Tuesday, June 24, 2014

Thresholds and Gates


This Friday, our family and friends will celebrate the life of my Brother David. The grieving and going through the process of coming to terms with loss is an unexpectedly deep one; I've written a lot about it here, to draw inspiration up and out. Without knowing what it would be like, I have been blessed with the grace of teachers who initiate me. In a very real way, David helps on his end and perhaps, as my friend and medicine woman suggested, I help him with his final rite of passage. Again and again I have acknowledged the teacher-angel who is most present for my initiation: Angeles Arrien. She passed away from complications with walking pneumonia on April 24, of this year. I am reading and studying her work, The Second Half of Life Opening the Eight Gates of Wisdom. Arrien helps me to feel the symbolism of the valuable recognition of threshold work, the figurative, and spiritual work of 'treading, turning, twisting, or flailing as we do inner work." The first chapter in that book includes this quote from The Sacred and the Profane, in which Mircea Eliade writes, "the threshold is the limit, the boundary, the frontier that distinguishes and opposes two worlds--and at the same time, is the paradoxical place where those worlds communicate, where passage from the profane to the sacred world becomes possible." As I give myself the gift of this inner work, it is the imagery and the practice of recognizing the signs that tell me literally, "You are there! You are here, at the threshold(s).

Again to quote from The Second Half of Life: "Because we live in a society that has lost many traditional initiation rituals, we have lost the ability to recognize the signs that foreshadow transition. We may recognize that we are going through transition, or that we are changing. But because we are unfamiliar with initiatory rites, we do not perceive that we stand at the gate. We do not comprehend that we need to open it and do the required threshing and integrative work."
I asked for help, as is always the protocol for threshold work, to do this inner work most timely during my second half of life: open the eight gates of wisdom. What do the eight gates of wisdom offer me? The Silver Gate "will urge you to leave the safety of your familiar world and approach the inner mysteries. You will be asked to summon the courage to face the unknown. The White Picket Gate, is the place of changing identities and roles. You will meet the masks you have worn preciously in life and find ways to discover your true face. The Clay Gate will teach you to foster intimacy, embrace your sensuality, and respect your body. At The Black and White Gate you must walk through with another person. Here you will be asked to burn in the crucible of relationships. The Rustic Gate requires that you leave behind the work of your life-dream as an offering to others. The Bone Gate demands your honesty and authenticity. Through the Natural Gate you will find deep contentment and satisfaction. All the happy moments of your life are found at this gate, which is flooded by natural light. At last, you will arrive at the Gold Gate. There you will embrace your spirit and learn about surrender and release. The Gold Gate will urge you to let go and trust."

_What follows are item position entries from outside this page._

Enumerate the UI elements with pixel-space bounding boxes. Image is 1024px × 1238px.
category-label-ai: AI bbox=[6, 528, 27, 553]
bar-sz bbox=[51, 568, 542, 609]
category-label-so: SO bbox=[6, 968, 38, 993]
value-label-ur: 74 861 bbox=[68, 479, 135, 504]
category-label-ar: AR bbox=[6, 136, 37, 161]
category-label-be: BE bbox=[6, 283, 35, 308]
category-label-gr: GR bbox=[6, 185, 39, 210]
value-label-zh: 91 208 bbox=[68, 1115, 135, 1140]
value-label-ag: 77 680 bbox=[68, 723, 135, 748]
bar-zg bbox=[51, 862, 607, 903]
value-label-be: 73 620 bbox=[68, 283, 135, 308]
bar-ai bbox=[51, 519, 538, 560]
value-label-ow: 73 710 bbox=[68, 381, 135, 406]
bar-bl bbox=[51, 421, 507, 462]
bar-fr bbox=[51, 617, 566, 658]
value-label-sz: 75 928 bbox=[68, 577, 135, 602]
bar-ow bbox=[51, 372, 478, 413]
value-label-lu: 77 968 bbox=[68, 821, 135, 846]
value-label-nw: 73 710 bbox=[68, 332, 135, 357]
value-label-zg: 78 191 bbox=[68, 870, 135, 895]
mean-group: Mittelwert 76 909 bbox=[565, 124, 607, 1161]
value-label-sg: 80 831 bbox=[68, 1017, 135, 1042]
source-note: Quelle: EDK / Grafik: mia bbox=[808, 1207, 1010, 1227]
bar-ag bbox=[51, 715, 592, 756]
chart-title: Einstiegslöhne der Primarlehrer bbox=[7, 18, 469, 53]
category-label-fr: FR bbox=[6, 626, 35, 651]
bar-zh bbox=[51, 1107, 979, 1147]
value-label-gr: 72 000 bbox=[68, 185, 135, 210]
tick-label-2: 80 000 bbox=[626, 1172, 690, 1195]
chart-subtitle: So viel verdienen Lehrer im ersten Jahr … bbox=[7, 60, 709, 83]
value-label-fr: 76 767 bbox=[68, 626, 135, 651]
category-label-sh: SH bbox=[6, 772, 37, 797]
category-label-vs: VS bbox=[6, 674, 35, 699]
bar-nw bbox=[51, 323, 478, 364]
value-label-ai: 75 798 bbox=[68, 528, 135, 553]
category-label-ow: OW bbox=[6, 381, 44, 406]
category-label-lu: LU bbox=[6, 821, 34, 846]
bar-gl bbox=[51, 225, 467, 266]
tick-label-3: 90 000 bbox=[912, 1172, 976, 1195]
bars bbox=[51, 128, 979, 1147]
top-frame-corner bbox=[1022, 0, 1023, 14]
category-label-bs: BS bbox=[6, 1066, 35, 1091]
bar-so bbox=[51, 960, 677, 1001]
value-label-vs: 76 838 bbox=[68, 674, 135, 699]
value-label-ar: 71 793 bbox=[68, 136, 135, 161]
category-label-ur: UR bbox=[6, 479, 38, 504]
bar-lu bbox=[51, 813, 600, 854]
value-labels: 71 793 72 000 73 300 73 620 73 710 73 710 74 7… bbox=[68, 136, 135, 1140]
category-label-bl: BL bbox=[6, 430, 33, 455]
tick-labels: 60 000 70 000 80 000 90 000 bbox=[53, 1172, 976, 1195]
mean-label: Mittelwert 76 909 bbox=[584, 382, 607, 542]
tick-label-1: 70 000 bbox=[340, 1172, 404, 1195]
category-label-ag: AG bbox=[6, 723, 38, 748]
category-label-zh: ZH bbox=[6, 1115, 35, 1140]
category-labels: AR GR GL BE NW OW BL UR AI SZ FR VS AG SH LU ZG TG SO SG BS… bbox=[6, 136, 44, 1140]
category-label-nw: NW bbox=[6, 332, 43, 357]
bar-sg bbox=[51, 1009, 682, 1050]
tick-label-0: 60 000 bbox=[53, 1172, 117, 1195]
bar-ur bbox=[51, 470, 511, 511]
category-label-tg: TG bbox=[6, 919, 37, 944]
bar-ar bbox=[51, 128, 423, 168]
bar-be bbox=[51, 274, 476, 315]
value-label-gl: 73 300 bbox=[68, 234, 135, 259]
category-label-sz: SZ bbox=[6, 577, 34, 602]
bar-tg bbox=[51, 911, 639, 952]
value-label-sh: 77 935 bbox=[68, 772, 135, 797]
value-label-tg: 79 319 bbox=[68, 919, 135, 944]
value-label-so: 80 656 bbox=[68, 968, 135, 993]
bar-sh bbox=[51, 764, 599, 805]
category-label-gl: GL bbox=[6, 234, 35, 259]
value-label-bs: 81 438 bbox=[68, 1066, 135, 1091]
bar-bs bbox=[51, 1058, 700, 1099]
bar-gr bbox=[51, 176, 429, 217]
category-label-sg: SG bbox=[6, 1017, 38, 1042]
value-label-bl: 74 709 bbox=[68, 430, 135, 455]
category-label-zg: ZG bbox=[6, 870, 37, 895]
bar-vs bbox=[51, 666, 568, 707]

When I began to receive, write and tell the medicine stories from The Safety Pin Cafe, I knew one thing for sure: symbolism would feed my soul with remedies logic could not. My mother was The Safety Pin Queen who unceremoniously held things together with the common magic of that bent piece of metal. I watched. I learned. I became schooled and initiated into the border lands. Story would fill in so many of the cracks, the unthinkable, the profane. They, all my First Family, my people of the Valley, are together on the other side of The Gold Gate. I feel the value of the safety pin as it opens, to release and then reattach to another something yet to be. My work of threshing at the eight gates will take me some time ... How much time? I'm not sure, but I have begun and commit to doing what it takes to make my way through the second half of life initiations.

One thing I feel in my bones: those medicine stories will take on a whole new meaning when I get back to writing them done. What magic this life is. What a mystery.